Uma vez que o que interessa a Hazanovicius no cinema silencioso não é seu potencial de encantamento, mas sim seus efeitos que possam ser redeglutidos como metalinguagem, O Artista se torna uma espécie de contrassenso, indo à tradição clássica para afirmar sua modernidade, reduzindo a História a um mero inventário deleuzeano de quem clama, em altos brados, que o pão fatiado é a maior invenção do século: os filmes dentro do filme de um Sherlock Júnior (1924), os cenários esquadrinhados em tableaux do primeiro Fritz Lang – momentos que surgem à força em um filme que pouco entende da mecânica de cena da Hollywood clássica, colados a planos e enquadramentos que não revelam nada que não a má qualidade do pastiche.
É aí que o filme deixa de ser um divertissement ingênuo e se torna algo um tanto mais nocivo, como se declarasse uma homenagem apenas como plano para, em nome dessa compreensão torta do amor, estuprar o homenageado. Pois se o cinema silencioso é uma cinema ao qual falta a palavra, é notável que sua entrega nessa luta perdida – a força de sua carência – se torna uma busca por dignidade. É esse o traço comum aos melhores filmes silenciosos feitos em Hollywood – uma vez que o cinema soviético, por exemplo, opera em chave bastante diversa, e muito mais próxima do kitsch. Em Aurora (1927), O Homem das Novidades (1928) ou Greed (1924), em Chaplin, Lubitsch e Griffith, muito do que é belo e comovente vem da busca por essa dignidade miúda, da qual Buster Keaton é talvez o símbolo cabal, em meio à pantomima necessária à vida cotidiana e ao próprio cinema.
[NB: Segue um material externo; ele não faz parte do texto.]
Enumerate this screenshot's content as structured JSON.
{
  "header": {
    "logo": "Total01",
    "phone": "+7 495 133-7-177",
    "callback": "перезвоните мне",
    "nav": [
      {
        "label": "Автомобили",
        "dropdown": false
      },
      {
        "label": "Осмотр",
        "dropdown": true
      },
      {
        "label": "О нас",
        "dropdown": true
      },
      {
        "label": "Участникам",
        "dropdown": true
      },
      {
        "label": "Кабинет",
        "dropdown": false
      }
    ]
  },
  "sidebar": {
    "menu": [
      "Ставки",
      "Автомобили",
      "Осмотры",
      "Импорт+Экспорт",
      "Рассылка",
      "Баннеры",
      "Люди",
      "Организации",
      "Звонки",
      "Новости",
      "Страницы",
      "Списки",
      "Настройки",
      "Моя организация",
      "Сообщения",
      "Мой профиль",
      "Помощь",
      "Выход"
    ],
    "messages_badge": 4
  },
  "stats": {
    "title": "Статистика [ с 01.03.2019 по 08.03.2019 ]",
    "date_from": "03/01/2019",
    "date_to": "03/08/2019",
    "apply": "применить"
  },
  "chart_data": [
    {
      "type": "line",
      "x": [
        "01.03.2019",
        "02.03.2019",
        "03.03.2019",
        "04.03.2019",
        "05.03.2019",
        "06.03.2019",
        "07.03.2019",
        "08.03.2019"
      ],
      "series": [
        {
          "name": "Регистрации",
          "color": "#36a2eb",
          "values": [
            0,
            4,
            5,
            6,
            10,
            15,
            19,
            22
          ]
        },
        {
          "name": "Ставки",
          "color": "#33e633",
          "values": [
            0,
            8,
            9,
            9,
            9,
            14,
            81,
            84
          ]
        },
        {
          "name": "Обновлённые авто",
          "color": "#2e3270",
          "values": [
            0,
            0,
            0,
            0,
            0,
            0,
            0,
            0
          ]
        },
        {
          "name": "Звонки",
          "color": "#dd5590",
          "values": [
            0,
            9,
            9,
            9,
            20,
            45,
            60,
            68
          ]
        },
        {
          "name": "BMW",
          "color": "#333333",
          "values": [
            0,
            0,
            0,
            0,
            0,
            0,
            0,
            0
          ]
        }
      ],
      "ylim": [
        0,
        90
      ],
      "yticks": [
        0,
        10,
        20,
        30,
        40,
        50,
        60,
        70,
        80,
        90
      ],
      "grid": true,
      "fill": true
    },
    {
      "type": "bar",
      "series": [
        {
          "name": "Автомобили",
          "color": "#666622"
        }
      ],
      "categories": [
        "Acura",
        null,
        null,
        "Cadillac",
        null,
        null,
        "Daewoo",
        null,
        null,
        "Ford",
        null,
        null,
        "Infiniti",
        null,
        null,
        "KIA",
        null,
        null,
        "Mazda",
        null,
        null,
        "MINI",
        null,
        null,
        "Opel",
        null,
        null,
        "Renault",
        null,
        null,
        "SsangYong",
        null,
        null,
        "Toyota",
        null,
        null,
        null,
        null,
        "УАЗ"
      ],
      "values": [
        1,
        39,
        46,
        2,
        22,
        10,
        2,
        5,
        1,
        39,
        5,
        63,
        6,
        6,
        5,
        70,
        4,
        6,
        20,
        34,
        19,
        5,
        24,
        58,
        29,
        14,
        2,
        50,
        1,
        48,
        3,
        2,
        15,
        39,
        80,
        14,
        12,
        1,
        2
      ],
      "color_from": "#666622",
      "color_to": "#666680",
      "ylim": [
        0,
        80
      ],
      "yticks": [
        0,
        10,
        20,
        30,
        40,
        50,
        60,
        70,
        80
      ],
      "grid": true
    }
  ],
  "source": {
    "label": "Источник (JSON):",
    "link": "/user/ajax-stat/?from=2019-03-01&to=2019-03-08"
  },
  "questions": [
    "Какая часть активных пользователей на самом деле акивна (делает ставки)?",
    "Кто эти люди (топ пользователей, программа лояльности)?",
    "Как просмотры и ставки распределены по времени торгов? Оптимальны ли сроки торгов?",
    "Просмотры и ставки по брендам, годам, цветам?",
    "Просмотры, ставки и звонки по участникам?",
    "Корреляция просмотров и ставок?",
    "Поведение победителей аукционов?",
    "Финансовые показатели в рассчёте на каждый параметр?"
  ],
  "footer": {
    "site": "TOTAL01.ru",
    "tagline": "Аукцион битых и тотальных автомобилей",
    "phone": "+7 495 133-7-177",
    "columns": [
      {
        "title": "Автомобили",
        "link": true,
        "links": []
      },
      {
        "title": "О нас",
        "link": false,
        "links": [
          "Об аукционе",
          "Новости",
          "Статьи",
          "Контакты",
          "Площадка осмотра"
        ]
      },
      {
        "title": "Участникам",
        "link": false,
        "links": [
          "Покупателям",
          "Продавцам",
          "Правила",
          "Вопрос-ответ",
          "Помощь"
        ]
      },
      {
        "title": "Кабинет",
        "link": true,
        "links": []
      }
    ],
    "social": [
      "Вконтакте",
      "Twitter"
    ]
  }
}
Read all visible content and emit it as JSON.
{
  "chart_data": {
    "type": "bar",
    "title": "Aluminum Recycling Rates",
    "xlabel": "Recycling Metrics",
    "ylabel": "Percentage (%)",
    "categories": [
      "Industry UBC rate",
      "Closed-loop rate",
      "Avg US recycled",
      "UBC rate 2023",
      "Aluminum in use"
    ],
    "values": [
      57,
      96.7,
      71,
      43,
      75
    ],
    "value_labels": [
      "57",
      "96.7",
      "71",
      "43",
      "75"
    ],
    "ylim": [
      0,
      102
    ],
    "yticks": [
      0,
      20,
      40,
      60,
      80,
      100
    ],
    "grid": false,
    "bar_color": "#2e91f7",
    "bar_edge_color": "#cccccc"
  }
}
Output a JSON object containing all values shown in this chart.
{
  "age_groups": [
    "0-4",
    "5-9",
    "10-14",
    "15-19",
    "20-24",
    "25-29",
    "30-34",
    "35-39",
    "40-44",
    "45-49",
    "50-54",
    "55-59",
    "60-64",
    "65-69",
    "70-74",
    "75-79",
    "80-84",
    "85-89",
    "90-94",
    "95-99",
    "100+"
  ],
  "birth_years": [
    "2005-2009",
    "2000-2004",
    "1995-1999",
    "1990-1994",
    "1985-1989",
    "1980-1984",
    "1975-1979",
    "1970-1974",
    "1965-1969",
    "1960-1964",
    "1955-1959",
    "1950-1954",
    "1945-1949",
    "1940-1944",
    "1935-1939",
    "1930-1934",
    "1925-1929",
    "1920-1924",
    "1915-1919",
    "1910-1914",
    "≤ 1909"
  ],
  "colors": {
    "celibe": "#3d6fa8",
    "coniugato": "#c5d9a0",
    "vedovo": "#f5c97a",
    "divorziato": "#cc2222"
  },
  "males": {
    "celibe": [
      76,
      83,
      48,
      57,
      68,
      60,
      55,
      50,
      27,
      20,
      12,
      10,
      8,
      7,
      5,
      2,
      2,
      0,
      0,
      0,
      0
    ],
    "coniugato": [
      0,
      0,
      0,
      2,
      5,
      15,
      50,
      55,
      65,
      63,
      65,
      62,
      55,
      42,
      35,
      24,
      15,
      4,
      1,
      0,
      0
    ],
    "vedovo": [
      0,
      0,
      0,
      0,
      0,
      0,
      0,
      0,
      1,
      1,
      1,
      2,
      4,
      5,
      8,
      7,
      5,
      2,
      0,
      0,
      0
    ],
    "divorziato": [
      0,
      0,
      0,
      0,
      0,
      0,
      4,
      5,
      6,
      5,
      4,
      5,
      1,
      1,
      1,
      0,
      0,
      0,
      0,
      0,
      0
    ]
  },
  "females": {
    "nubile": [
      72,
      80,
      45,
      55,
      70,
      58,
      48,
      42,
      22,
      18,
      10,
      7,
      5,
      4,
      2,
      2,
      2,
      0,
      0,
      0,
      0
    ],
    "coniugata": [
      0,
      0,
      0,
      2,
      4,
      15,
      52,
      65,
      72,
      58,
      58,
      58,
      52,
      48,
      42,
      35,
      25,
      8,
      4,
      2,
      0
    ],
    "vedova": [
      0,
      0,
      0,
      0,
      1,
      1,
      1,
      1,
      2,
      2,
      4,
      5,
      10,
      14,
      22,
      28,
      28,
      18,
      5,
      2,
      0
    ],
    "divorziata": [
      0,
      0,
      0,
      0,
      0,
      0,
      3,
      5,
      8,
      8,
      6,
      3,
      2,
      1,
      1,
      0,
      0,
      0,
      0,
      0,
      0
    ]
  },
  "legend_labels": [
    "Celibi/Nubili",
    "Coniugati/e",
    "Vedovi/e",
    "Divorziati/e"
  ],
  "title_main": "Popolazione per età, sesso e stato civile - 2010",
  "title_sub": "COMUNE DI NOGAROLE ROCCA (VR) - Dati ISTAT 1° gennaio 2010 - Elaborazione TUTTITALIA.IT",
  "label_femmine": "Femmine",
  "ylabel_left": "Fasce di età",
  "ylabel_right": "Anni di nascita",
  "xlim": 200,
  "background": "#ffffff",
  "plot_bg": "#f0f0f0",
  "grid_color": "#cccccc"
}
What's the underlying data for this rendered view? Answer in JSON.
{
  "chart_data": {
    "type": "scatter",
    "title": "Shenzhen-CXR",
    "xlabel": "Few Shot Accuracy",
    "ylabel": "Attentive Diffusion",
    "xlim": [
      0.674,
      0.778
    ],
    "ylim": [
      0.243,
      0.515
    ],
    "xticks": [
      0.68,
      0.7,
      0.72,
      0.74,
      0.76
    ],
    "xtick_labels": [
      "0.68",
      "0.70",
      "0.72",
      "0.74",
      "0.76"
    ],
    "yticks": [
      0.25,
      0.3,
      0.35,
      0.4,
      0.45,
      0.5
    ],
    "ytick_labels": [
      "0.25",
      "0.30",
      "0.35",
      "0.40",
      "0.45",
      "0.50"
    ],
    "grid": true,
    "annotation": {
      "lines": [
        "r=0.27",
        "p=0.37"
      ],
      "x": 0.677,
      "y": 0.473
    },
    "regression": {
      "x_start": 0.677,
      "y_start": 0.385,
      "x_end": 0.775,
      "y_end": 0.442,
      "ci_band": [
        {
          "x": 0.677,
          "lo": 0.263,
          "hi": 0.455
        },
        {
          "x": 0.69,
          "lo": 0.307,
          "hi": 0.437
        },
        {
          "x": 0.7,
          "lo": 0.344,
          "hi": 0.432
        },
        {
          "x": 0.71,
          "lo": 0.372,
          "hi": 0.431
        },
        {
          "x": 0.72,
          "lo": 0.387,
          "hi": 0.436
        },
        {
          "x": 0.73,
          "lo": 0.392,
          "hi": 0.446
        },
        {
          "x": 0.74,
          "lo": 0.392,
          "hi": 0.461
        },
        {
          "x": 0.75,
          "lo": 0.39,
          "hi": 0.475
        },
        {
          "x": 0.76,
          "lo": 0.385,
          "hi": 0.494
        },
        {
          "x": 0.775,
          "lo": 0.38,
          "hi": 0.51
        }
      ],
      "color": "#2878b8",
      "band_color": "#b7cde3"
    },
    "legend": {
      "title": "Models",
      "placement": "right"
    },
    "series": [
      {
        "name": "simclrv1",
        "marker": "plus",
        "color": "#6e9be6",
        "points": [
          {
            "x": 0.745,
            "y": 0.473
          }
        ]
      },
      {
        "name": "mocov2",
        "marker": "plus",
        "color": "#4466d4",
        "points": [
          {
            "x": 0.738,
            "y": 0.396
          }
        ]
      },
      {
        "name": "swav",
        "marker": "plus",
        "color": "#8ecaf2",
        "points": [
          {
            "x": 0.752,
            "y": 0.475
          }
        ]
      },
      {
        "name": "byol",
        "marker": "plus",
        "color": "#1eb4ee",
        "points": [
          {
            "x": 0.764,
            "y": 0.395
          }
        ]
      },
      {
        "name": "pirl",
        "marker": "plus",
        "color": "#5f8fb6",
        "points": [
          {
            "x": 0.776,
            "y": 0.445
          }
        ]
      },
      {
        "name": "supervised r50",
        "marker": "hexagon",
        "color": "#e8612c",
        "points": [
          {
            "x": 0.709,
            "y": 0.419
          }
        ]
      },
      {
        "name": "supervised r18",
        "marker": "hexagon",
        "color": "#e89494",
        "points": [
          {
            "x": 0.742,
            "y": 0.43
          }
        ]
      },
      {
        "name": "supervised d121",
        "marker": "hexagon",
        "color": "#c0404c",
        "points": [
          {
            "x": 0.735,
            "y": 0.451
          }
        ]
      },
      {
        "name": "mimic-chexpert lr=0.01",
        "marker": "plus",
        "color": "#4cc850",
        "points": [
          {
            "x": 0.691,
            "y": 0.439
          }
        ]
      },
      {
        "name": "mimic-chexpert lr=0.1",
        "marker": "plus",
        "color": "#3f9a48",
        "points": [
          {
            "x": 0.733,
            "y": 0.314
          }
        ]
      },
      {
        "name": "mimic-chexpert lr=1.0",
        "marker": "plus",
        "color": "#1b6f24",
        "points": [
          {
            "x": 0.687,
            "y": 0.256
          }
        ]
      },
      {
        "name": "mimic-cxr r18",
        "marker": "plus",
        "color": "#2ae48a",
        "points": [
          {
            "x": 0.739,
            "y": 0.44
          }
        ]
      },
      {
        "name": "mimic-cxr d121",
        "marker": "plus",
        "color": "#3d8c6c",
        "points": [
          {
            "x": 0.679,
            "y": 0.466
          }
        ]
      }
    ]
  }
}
Em O Artista, essa dignidade é violentada por um forma de encenar que busca reduzir essa limitação a um tique careteiro, distribuído entre atores que, com exceção de John Goodman e o cachorro, não parecem ter inteligência suficiente para perceber que o cinema silencioso não visava sua própria caricatura. Ao contrário, a beleza do cinema silencioso está justamente em como ele sobrevive apesar dessa limitação natural, desse desespero em significar, e, pelo claro artificialismo de um mundo sem som, conseguir criar uma impressão de vida mais verdadeira que a vida. Não há filme que melhor capte as vibrações da plenitude do que a montanha-russa de artifícios que é Aurora. Pois ali, no seu anacronismo sub-sonoro que lhe garantiu o fracasso nas bilheterias, está estampada a necessidade de fazer brotar a potência da vida em algo que é naturalmente muito diferente dela. E, mesmo com esse bloqueio, essa defasagem, essa amputação de berço, é capaz de potencializá-la, de revelá-la como o mundo nunca nos pareceu capaz de revelar. O Artista, ao contrário de seu protagonista, que se apaixona pelos pés que dançam por trás do céu pintado, nunca consegue enxergar além de seu fundo falso.